Important: Each Workflow has exactly one Input Processor. It is the driving force of the Workflow — it reads from its source and pushes data into the processing graph. The Input Processor may read from additional sources (e.g. databases or REST interfaces) during processing, but there is only one driver per Workflow.

A Project can contain multiple Workflows.


4. Data Formats

layline.io needs to understand your data structure to process it. You define data structure using Format Assets.

Unlike other platforms that require you to map external data to an internal format and back again, layline.io works differently: it builds a combined data dictionary from all configured Format Assets, reflecting the superset of all formats in your Project. Data flows through the system using this unified dictionary — no intermediate mapping step required.

Common supported format types include ASN.1, Data Dictionary, Generic, HTTP, and XML.


5. Deployment

Designing a Workflow in the Configuration Center does not run it. You must deploy it to a Reactive Cluster.

Key concepts:

  • A Deployment defines what Workflows, Environment Assets, and Secret Assets shall be deployed to a Reactive Cluster.
  • A Reactive Cluster is a combination of one or more Reactive Engines.
  • When a cluster contains only one Reactive Engine, it is often referred to simply as "one Reactive Engine" — but technically it is still a Reactive Cluster, just with one node and no failover.
  • "Deploying to a Reactive Cluster" means sending a Deployment Configuration to the cluster — technically to one Reactive Engine, which then automatically propagates it to every cluster member.

Putting it together

Here's how all the pieces connect:

You start by creating a Project in the Configuration Center. Within the Project, you define Assets across all Asset Classes — formats, connections, sources, sinks, processors, services, resources, and more. Every Asset Class plays a role; none are optional in the general sense. Because Assets are independent of Workflows, you can define and reuse them freely across multiple Workflows in the same Project, or use Asset inheritance to create variants without duplication.

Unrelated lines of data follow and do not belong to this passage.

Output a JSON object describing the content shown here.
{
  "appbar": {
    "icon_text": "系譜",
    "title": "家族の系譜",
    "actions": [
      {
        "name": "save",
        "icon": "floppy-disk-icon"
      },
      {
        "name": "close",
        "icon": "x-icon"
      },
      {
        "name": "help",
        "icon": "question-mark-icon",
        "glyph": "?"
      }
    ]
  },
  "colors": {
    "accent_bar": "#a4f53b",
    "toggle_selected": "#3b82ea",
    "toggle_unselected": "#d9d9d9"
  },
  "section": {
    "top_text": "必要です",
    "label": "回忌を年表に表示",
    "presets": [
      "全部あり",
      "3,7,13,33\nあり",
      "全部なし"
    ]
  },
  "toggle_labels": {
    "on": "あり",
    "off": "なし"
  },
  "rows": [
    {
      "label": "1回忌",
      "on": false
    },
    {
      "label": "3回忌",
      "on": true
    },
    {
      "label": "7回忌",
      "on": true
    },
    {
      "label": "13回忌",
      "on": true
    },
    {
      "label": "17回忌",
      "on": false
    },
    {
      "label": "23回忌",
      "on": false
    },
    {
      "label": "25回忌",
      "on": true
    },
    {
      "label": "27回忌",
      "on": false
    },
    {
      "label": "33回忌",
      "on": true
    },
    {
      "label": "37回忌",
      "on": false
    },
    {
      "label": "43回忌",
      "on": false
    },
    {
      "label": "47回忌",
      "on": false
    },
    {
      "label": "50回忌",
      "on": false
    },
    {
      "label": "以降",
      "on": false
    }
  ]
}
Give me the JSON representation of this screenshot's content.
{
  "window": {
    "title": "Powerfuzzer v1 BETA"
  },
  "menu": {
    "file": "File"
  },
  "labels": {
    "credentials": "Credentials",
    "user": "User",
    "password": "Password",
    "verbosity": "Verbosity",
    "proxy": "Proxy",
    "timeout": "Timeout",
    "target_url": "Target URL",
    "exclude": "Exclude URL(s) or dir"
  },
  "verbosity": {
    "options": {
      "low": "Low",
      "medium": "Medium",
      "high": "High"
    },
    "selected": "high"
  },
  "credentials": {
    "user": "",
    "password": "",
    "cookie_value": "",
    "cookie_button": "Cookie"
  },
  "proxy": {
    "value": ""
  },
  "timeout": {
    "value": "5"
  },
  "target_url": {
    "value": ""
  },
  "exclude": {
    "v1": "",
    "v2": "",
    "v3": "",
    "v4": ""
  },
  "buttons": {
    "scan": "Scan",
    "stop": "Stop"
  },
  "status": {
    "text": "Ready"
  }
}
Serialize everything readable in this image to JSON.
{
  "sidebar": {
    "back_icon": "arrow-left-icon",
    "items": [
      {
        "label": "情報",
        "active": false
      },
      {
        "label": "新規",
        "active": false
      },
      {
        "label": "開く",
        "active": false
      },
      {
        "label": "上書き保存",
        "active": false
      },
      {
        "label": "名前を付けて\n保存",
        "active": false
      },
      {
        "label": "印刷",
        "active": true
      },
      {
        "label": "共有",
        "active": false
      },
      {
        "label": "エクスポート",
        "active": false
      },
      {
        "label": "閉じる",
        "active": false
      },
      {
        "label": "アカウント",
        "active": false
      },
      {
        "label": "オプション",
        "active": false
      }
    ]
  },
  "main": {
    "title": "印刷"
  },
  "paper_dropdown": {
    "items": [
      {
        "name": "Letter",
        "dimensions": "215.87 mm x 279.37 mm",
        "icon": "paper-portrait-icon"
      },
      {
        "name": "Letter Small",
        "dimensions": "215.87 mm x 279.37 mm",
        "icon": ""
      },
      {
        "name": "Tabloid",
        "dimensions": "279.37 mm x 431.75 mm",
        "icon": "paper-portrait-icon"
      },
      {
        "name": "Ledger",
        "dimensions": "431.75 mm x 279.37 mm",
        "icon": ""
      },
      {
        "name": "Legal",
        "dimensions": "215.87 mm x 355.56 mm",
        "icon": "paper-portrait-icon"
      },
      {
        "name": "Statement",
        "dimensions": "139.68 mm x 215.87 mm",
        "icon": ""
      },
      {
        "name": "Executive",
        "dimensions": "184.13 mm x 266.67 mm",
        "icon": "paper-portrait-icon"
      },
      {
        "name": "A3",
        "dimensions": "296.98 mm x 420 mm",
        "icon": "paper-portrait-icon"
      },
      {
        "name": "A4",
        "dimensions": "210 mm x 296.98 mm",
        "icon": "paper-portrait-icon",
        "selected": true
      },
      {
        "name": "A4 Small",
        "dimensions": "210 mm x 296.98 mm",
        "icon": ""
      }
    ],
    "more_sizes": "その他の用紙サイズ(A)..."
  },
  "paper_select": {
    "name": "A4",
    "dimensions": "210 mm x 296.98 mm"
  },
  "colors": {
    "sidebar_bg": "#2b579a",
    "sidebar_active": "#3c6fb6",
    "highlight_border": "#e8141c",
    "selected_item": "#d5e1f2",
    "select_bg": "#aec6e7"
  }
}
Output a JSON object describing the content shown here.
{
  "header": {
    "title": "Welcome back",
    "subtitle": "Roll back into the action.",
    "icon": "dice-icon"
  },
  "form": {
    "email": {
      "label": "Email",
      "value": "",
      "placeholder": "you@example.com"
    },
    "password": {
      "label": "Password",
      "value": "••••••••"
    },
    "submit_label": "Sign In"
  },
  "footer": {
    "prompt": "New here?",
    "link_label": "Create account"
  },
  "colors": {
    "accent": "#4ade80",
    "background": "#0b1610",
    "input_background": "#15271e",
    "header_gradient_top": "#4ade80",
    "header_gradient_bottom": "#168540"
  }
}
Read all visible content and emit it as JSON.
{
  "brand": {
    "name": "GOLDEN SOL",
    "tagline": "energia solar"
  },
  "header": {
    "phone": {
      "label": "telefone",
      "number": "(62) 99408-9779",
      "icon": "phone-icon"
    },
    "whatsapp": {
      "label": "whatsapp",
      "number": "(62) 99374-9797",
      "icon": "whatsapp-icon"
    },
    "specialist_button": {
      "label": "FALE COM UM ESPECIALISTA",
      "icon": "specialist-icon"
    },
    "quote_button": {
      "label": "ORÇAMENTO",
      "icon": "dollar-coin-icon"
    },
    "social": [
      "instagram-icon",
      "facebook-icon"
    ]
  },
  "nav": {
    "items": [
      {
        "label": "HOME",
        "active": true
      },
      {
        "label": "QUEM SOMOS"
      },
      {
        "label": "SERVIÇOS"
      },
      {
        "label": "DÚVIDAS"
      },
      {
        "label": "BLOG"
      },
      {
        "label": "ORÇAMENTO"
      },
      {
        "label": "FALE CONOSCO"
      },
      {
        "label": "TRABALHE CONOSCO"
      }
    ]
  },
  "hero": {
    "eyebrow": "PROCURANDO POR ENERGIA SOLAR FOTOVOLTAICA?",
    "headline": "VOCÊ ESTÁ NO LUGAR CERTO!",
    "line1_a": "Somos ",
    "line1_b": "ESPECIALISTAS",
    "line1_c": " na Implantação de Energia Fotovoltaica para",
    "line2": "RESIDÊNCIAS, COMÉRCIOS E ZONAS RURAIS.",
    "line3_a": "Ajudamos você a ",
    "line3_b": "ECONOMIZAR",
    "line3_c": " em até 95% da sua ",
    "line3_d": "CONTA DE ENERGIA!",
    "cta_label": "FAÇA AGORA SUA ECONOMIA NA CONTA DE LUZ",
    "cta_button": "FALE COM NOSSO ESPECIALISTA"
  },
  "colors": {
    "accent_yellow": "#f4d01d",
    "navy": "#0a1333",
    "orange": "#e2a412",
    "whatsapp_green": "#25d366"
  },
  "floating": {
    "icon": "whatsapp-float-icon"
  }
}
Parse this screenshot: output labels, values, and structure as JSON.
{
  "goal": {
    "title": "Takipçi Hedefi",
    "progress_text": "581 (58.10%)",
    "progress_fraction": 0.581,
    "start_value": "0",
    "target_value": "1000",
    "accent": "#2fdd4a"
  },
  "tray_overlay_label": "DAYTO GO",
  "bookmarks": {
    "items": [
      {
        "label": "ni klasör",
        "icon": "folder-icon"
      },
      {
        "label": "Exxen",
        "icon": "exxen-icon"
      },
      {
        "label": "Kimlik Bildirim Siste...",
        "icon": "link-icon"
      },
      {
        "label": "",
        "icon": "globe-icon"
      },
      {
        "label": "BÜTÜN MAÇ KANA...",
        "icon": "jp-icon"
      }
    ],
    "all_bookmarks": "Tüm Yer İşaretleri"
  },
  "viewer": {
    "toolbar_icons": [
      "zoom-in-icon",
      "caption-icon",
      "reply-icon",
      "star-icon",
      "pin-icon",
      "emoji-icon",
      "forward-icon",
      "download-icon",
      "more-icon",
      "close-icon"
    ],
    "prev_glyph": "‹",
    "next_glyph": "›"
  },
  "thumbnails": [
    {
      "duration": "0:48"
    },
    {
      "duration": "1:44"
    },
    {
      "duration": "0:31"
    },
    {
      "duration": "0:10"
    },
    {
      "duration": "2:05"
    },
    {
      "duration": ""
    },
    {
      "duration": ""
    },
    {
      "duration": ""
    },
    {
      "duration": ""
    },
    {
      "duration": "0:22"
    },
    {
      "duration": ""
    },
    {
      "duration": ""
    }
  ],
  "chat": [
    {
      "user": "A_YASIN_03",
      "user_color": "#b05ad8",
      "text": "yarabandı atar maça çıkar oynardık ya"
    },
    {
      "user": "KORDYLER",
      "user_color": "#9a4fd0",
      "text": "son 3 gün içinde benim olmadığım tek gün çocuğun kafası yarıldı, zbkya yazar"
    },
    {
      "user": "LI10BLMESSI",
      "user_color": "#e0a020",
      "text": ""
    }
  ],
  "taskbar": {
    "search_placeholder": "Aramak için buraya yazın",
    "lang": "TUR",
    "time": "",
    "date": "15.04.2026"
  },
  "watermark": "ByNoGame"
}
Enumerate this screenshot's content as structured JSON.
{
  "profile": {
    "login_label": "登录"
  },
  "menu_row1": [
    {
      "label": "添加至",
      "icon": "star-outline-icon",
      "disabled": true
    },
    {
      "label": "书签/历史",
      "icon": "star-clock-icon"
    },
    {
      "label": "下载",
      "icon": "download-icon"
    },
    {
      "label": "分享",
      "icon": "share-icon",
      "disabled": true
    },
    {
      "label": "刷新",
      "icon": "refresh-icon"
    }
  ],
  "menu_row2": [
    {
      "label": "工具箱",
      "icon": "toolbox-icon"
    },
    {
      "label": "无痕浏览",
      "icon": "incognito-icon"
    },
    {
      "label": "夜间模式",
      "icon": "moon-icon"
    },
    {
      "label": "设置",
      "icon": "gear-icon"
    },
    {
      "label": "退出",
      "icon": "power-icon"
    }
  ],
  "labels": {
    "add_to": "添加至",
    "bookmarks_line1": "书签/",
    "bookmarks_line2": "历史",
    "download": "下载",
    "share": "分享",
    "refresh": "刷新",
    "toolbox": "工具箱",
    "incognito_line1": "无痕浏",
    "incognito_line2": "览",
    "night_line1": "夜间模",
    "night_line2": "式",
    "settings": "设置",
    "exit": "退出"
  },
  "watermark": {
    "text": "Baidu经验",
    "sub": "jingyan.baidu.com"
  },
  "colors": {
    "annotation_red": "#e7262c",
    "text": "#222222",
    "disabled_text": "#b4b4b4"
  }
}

Assets are not isolated — they depend on each other. An Input Processor, for instance, requires both a Format Asset and a Source Asset to function. Building a working configuration means wiring up these dependencies correctly.

Once your Assets are in place, you assemble one or more Workflows by connecting a single Input Processor, any number of Flow Processors, and one or more Output Processor instances. The Workflow defines the data path: how data enters, how it is transformed and routed, and where it goes.

When the Project is ready, you create a Deployment — a configuration that specifies which Workflows, Environment Assets, and Secret Assets to send to a Reactive Cluster. Deploying sends this configuration to one Reactive Engine, which propagates it to all cluster members. The cluster then executes your Workflows continuously.